Her mother appeared unconvinced. “Still, I could wish that you would leave me to deal with him.”
“That I shall not, Mama,” uttered Verena, indignant. “How could you ask it of me?”
“I ask it because —” She broke off, sighing deeply. “Oh, Verena, I wish I knew how to explain. You think you know Nathaniel, my darling, but you don’t.”
There was a serious look in her face that gave Verena pause. Yet what was there more to know? She thought she had been a party to all Mama’s troubles, all that secret life that must be hidden from other eyes — for pride’s sake, if nothing else. The thought of it hardened her.
“I know him as well as I wish to, Mama, believe me.”
Mrs Peverill’s lip trembled, but her grip on Verena’s fingers did not relax. Rather it tightened. “Yes, you may speak in that stony way, Verena, and I cannot blame you for that with what you have witnessed. But — but you don’t understand.”
“What more is there to understand, beyond the evidence of my own eyes and ears?”

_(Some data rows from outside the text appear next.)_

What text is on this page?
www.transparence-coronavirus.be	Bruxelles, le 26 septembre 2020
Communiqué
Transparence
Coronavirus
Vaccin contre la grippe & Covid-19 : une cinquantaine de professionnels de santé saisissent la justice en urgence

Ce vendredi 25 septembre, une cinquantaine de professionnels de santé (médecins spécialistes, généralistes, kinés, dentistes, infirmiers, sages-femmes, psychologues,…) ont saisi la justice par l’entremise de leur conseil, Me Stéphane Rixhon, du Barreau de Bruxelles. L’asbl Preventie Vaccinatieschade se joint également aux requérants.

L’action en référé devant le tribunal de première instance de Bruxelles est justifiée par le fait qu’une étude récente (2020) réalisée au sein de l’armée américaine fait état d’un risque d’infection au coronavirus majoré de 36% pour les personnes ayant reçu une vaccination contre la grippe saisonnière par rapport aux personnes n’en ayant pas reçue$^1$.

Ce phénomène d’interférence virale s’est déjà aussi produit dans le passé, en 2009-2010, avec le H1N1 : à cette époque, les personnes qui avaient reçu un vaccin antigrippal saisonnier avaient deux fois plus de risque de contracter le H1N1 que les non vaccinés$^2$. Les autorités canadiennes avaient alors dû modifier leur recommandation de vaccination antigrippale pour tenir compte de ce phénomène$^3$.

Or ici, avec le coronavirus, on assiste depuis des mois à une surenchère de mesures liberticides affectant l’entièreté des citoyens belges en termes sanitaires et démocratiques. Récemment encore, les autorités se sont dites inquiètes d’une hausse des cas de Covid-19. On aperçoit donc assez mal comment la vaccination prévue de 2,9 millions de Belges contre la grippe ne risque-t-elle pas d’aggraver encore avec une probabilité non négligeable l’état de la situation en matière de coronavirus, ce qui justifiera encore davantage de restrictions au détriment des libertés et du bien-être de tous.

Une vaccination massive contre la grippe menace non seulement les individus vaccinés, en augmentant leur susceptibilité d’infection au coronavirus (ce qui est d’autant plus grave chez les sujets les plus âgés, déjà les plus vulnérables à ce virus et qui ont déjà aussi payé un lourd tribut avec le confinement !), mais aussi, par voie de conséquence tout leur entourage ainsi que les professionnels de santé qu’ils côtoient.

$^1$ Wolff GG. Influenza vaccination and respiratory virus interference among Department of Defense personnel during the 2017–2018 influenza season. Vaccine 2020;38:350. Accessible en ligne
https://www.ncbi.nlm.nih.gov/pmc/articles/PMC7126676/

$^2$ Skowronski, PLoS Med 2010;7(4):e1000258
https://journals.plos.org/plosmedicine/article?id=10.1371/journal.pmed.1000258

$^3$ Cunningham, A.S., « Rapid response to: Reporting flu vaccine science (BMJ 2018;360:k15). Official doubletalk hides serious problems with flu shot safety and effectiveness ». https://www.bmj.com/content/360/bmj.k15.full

“There is more,” pursued her mother. “You have compassion for me, Verena, but you should feel it for Nathaniel also. You see, he cannot help himself. If you had ever cared for a man, you must have understood it. You will do so, when it happens to you. Nathaniel loves me.”
Verena stared at her in sheer disbelief. Compassion? He could not help himself? Then heaven help him, for she would see him dead before he dragged Mama back. And if that was love, then Verena would cut out her heart before she gave it to any man.